By NEIL HARTNELL
Tribune Business Editor
The Bahamas Motor Dealers Association's (BMDA) president yesterday warned that the economy "will get worse before it gets better", with a turnaround still "a year or more away".
Fred Albury, speaking after half-year sales trends "unsettled" new auto dealers, told Tribune Business that reviving the Bahamian economy would not be as easy as "turning on a light switch".
He urged the Government to incentivise private sector expansion through Business License fee cuts and other concessions, emphasising that he and other entrepreneurs needed to "see a glimmer of light" before they would be willing to invest.
And the BMDA chief said the Bahamas "might as well dig a plot and bury" its offshore financial services industry, describing the sector as "done".
Giving a somewhat pessimistic near-term outlook following "erratic" sales data for the 2017 first half, Mr Albury said: "Until we see this economy pick up, I anticipate sales being where they are.
"A lot of the vehicles being sold are going out to the Government on lease programmes or to rental car companies who have fleet operations. It's still rough out there. I think we're in for a rough ride for another year or more before we see a turnaround out there."
The BMDA chief added: "The economy is not going to turn on like a light switch. It's going to take time to get this economy going. I think it's going to get a little worse for the economy before it starts to get better.
"The public service is overweight and needs to be cut, and the Government has to create some incentives for the private sector to expand business. I'm not going to expand if I don't see a glimmer of light out there. I've been sitting defensively for the last couple of years, trying to reduce expenditure and keep my head above water."
Mr Albury joined widespread private sector calls for a reduction in the Business License fee rate, describing this as "a very regressive tax" due to being calculated on gross turnover. It can often exceed a company's annual profits, and be the difference between reaching 'the black' or making a loss.

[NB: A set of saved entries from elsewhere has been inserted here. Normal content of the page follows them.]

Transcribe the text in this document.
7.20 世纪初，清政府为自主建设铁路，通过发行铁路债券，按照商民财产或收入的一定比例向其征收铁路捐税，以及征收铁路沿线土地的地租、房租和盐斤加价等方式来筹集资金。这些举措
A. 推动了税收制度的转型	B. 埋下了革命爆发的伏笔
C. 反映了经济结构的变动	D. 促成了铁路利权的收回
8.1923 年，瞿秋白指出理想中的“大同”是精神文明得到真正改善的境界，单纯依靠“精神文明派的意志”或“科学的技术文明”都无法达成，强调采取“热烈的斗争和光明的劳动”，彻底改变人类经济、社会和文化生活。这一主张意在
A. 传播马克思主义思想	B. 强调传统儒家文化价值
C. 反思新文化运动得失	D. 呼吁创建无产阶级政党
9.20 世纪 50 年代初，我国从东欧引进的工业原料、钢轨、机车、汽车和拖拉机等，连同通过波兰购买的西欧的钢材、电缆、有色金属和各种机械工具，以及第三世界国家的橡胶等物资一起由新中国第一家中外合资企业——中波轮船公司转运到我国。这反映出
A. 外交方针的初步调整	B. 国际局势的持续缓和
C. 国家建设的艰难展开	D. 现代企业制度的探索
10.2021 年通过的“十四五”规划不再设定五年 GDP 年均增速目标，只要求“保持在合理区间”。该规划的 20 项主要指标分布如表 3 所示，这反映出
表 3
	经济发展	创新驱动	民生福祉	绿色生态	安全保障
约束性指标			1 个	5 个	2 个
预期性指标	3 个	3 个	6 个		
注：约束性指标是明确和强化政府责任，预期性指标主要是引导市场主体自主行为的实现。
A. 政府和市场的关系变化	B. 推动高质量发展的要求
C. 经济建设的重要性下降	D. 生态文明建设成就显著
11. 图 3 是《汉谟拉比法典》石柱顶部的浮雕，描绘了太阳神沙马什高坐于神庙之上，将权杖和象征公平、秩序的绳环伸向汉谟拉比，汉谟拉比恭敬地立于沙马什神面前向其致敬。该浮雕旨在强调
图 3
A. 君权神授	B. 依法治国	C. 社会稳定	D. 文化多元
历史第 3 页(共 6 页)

The BMDA chief said annual Business License fees for his Auto Mall group typically ranged from $300,000 to $500,000, and added: "If I didn't have to deal with that, I'd be able to look at expanding the business; I'd have something to put into it."
Mr Albury then told Tribune Business that this nation needed to "start thinking out of the box" to revive the 'two pillars' that have historically been most responsible for the Bahamas' economic advances - tourism and financial services.
"Banking is dead. It's done. They might as well dig a plot at Ebeneezer [Methodist Church] across the road and bury it," Mr Albury said, in remarks set to spark a lively debate.
The BMDA chief made clear he was referring to the Bahamas' international financial services sector, which has been hard hit by an ever-changing regulatory landscape since 2000 as the major industrialised countries sought to crack down on perceived tax evasion.
Former prime minister, Hubert Ingraham, whose government was responsible for implementing the controversial laws that removed the Bahamas from the Financial Action Task Force's (FATF) 'blacklist', last year said that move had merely bought this nation some time.
He told local media that the Bahamas had lost its traditional private banking business as a result, and this country had yet to 'see the worst' in terms of financial services contraction.
However, the industry is far from "dead" based on the latest data from the Central Bank, which shows the Bahamas remains home to 248 banks and trust companies. Yet it is also clear that the sector is now growing, given that the number of jobs it generates fell by 110 or 2.5 per cent in 2016, following a 5.1 per cent fall the prior year.
Brent Symonette, who now has ministerial responsibility for financial services, and industrial professionals have all agreed that the Bahamas needs to reposition its international financial centre (IFC) and develop a new business model.
In particular, Deloitte & Touche's UK arm was last year engaged to conduct a study on whether the Bahamas should shift from a 'no tax' to a 'low tax' structure, and determine if this was a more appropriate model given the international regulatory changes.
As for tourism, Mr Albury said the Bahamas needed to focus on the vacation rental by owner (VRBO) model as a way to attract a new visitor market and spread wealth across the middle class.
"The VRBO model is the way to go," he told Tribune Business, adding that he was "getting ready" to convert his own properties in Hope Town and Abaco, and place them online.
"That would give the middle class person out there extra money, and it's where the market is going," the BMDA chief said. "Big mega resorts will be a thing of the past somewhat."
Mr Albury said reduced unemployment was key to restoring business and consumer confidence, adding that the auto industry was already "pretty much at rock bottom".
"It's made a better person out of me," he said of economic conditions, "managing a business to try and keep it alive. When things are good you put stuff on the backburner, but not any more.
"You have to get lean and mean. I have a machete to chop out the expenses as much as I can. That ends up impacting other businesses."